Director: Wayne Blair
Starring: Miranda Tapsell, Gwilym Lee, Kerry Fox, Huw Higginson, Shari Sebbens, Elaine Crombie, Dalara Williams, Ursula Yovich
After decades of being excluded or pushed to the periphery of Australian cinema, it is fair to say that in the last decade Indigenous filmmakers have been responsible for much of the most interesting Australian screen product. In addition to the emergence of a golden generation of indigenous filmmakers, an important element of this rise in prominence is what Therese Davis described as the conscious ‘mainstreaming’ of indigenous cinema. Over the last decade, Indigenous screen storytelling has moved away from hard-hitting social realism to embrace genre as a means of exploring Indigenous themes and narratives. We have seen successful musicals (The Sapphires and Bran Nue Dae), westerns (Sweet Country) and crime dramas (Mystery Road and Goldstone), but Wayne Blair’s Top End Wedding might be the first indigenous romantic comedy.
When Adelaide lawyer Lauren (Miranda Tapsell) and her British boyfriend Ned (Gwilym Lee) get engaged, she is adamant that they be married in Darwin where she grew up. But having just been promoted to associate at her firm, her demanding boss Ms. Hampton (Kerry Fox) is only willing to part with her for ten days. So the race is on to get to Darwin and organise a wedding. However, upon arriving in Darwin, Lauren finds that her mother (Ursula Yovich) has literally walked out on her father (Huw Higginson) and noone knows where she is. So Lauren and Ned must follow her trail across the Northern Territory in the hope that they can find her in time for the wedding.
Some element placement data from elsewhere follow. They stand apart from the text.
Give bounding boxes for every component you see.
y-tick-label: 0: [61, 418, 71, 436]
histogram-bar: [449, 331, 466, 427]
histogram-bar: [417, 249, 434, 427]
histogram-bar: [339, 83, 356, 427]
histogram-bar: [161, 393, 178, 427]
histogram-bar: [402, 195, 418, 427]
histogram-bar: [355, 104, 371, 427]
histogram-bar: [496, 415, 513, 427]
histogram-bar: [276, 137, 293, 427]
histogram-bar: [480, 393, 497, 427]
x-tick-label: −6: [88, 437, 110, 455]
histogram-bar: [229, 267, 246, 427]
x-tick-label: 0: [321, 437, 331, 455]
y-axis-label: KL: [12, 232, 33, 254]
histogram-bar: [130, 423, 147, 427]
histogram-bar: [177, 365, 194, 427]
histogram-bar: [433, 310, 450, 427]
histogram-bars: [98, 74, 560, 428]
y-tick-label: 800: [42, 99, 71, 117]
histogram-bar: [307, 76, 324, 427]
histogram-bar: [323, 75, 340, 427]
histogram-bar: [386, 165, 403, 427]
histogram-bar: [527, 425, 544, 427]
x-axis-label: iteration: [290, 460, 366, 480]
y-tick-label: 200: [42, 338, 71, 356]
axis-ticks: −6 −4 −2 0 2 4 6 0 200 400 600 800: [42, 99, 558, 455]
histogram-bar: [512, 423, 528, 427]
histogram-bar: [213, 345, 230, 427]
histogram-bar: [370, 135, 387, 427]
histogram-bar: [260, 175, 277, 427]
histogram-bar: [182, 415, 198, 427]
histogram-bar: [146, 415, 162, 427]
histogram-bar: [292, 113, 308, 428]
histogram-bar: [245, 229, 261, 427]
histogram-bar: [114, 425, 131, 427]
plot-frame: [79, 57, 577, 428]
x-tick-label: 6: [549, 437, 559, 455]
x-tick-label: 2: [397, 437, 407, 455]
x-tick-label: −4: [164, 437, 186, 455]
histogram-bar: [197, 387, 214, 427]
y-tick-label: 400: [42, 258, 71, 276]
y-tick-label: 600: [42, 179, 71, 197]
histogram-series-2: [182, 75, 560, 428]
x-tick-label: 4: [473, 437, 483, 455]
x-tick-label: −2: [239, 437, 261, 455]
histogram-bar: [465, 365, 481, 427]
The romantic comedy is not the box office staple that it once was. Those rom-coms which have managed to make an impact over the last few years – Crazy Rich Asians, The Big Sick, Trainwreck – have tended to defy conventions in some way rather than playing it straight, coming at the genre from a different perspective. Top End Wedding aspires to being such a film, combining the generic form of the rom-com with an exploration of indigenous identity. However, the end result lacks unity. Instead of an organic combination, it feels at times like two separate movies playing out concurrently, struggling for screen time. One perfunctory and generic. The other heartfelt and necessary.
The first of these movies is the largely inoffensive, straight-up-and-down romantic comedy. While Lauren and Ned are an engaging couple and the Northern Territory locations stunning and unique, the plot is overly dependent on a series of narrative contrivances: the unnecessary rush to get married within ten days, the organising of the wedding being left in the hands of the bridesmaids and Lauren’s hapless father, the conflict that emerges because Ned has quit his job and has not told Lauren. However, while many of the rom-com beats we encounter in the first two acts feel simple and familiar, you forgive them because their function is clearly to get us to the other movie.
This second movie is where the real heart of Top End Wedding lies, and it therefore becomes the primary focus by the third act. This movie is a cross-generational story about the desire to reconnect with family and culture, and the importance of returning to country. It is about a mother whose decision to run away when she was a young woman has been simultaneously the best and worst thing she ever did. It is about a daughter who has always felt disconnected from her culture, her land and her language as the result of decisions her mother made before she was even born. These stories give substance to the otherwise goofy rom-com, road narrative that drives the film.
With their journey taking them from Darwin to Kakadu to Katherine and ultimately to the Tiwi Islands, Top End Wedding captures the remarkable landscape of the Northern Territory in all its glory, with Blair and his cinematographer Eric Murray Lui not above indulging in moments of landscape appreciation. It is no surprise to learn that the Northern Territory government chipped in $1.5m towards the film’s production, as the film serves as a pretty effective tourism pitch.
Even more so than the stunning scenery, though, Top End Wedding’s trump card is Miranda Tapsell. When she won the Logie for Best New Talent in 2015, Tapsell used her acceptance speech to call for more roles for people of colour on Australian screens. Here, she has taken things into her own hands, co-writing the screenplay with Joshua Tyler. In the process, seven years after bursting onto the scene in The Sapphires (which Blair also directed), she has handed herself her first leading role. And it will not be her last, as this pocket rocket proves herself to be a delightfully engaging screen presence. She has solid chemistry with British actor Gwilym Lee. A virtual unknown when he signed on for the role, the Top End team got lucky when Bohemian Rhapsody, in which he plays guitarist Brian May, became an international sensation, giving him slightly more profile to draw on.
Top End Wedding doesn’t reach the heights of The Sapphires, nor does it reimagine the romantic comedy genre in any significant way. But, on the back of the magnetic Tapsell and glorious Northern Territory landscape, it is a gentle, enjoyable crowd pleaser which, when it reaches its destination, is quite affecting.